Kupür' davasında çarpıcı savunma: Üstlerime iftira atsam bugün mesleğimde olacaktım
İzmir'de, gazete kupürü delil kabul edilerek usulsüz dinleme iddiasıyla düzenlenen operasyonla ilgili davaya devam edildi.
Kendisine ait olmayan çalışmalardan suçlandığını söyleyen komiser Kürşat Şenol Yılmaz, emniyette müfettişlere ifade verirken üstleriyle ilgili sorular sorulduğunu, kendisinin de herhangi bir usulsüz talimat almadığını söylediğini belirterek, “Ben o gün üstlerime iftira atsaydım, bugün mesleğimde olacaktım. Ben, bana ait olmayan çalışmalar nedeniyle meslekten ihraç edildim.” dedi.
İzmir 9. Ağır Ceza Mahkemesi'nde görülen duruşmada, tamamı tutuksuz yargılanan 26 emniyet mensubundan 11'iyle avukatlar hazır bulundu. Duruşmanın öğleden sonraki bölümüne polislerin savunmalarıyla devam edildi. Yargılanan polis memurlarından İsmail Şahin, yasa dışı hiçbir dinleme yapmadıklarını, her işlemi kanunlar çerçevesinde yaptıklarını belirterek hakkındaki suçlamaları kabul etmedi.
Polis memuru Şahin'in avukatı Mehmet Şener Özterzi, polisleri suçlamak için şikayetçi üretilmeye çalışıldığını, başka dosyalarda yargılananların tek tek arandığını, HSYK Başmüfettişliği'nin görevli olmadığı halde bu dosyaya dahil olduğunu belirtti. Özterzi, “Mahkeme izni olmadan birileri dinlenir, o tape elde olur, onunla şantaj yapılır, güya var olan örgütün üyeleriyle konuşur, o zaman deriz ki boynumuz kanunlar karşısında kıldan incedir. Sırf büyükler rahatlasın diye dava açılmaz. Bu ne tesadüftür ki her üç soruşturma da aynı savcı ve aynı hakime düşmüştür. Aynı dairede 200 kişi çalışırken karşınıza ısrarla 30 tane aynı adamı getirerek ayrımcılık yapılıyor. Emniyet genel müdür yardımcısının oğlu da aynı dairede çalışıyor. Müvekkilimin iki imzası var, bu kişinin oğlunun 20 imzası var. Kayırmacılık var.” diye konuştu.
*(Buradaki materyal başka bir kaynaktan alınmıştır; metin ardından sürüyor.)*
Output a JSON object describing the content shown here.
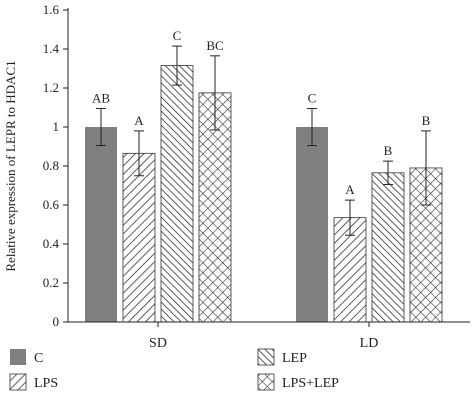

‘2010'DA GÖREVE BAŞLADIM, 2009 YILINDAN SUÇLANIYORUM'
Komiser Kürşat Şenol Yılmaz, “2010'da Organize Bürosu'nda göreve başladım ama görev yapmadığım 2009 yılından suçlanıyorum. Bu mümkün değil.” diyerek suçlamaları reddetti. Komiser Mustafa Edip Çakmak ise ömrünü illegal örgütlerle mücadeleye adayan emniyet mensuplarının, sanık sandalyesine oturduğunu söyledi. Çakmak, “Çalıştığım süre içinde, konusu suç teşkil eden bir emir verilmedi. Hakkımızda olmayan şey varmış gibi gösterilmiştir. Aynı işi yapanlardan bazıları meslekten ihraç edilirken bazıları hâlâ görev yapmaktadır.” ifadelerini kullandı.